Enter “sound masking” in any online search site and you’re likely to see results that focus on “white noise” or “pink noise.”
But a sound masking solution shouldn’t be confused with products that produce either white or pink noise. In fact, at its core, a properly installed and effectively commissioned sound masking solution should produce a sound that’s neither white nor pink.
When a sound masking system delivers uniform coverage and is properly zoned, the primary concern is how the output sounds to the people who occupy the affected environment. Acousticians have studied how different sounds are perceived by human ears and interpreted by the brain, and they identified the preferred range within which sound masking is effective at providing speech privacy while simultaneously being unobtrusive.
The graph below shows where sound masking output falls within the speech spectrum.
Most often when sound masking systems are discussed, the term “white noise” is used. But in the world of audio and acoustics, there are two common definitions of white noise:
- It can refer to a very specific type of noise that is described in mathematical terms, which is shown above.

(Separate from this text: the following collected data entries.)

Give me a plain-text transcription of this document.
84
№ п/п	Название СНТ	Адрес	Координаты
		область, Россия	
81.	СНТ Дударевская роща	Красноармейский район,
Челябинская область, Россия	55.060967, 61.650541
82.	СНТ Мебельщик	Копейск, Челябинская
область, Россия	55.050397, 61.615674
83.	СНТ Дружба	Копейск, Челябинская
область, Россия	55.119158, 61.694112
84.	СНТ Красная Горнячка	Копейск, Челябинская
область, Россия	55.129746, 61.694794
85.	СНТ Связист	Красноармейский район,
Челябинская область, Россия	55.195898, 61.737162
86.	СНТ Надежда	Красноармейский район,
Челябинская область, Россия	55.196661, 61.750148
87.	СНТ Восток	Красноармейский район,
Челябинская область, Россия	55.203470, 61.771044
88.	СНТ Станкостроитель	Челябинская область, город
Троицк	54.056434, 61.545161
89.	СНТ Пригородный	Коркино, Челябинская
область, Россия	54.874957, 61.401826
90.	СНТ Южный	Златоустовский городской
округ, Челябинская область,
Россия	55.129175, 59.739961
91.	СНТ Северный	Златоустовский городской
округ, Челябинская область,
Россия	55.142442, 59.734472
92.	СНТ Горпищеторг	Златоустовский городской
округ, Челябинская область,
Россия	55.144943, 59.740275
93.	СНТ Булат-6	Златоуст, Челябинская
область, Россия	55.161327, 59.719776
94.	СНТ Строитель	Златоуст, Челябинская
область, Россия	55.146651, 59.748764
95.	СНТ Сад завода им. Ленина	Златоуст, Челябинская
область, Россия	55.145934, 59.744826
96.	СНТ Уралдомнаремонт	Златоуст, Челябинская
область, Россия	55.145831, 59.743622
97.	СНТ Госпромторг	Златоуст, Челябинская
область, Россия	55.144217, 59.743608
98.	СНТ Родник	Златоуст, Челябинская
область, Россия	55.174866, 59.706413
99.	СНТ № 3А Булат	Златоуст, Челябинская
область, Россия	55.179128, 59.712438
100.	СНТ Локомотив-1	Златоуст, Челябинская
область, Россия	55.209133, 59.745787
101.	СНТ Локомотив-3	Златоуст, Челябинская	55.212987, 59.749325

- The term also is a layman’s way of referring to any constant background sound such as running water, music, an HVAC system, etc. In this regard, virtually anything can be considered “white noise” so long as it is relatively constant.
A subset of white noise, pink noise is used quite often in the audio world for tuning and testing loudspeakers and other audio equipment.
As shown on the above graph, sound masking differs from both white and pink noise.
Properly engineered sound masking output should be thought of as a filter in front of a light; a filter that was developed for the very specific purpose of ensuring speech privacy. It considers how we as humans receive sound with our ears and use our brains to interpret those sounds as either human voices or other noises occurring within a given indoor environment.
The takeaway is that sound masking output is a very specific type of sound that acoustical engineers developed for the purpose of speech privacy. It is acoustically related to white noise and pink noise, but there is a clear distinction between the mathematical definition of sound masking output and its colorfully described relatives.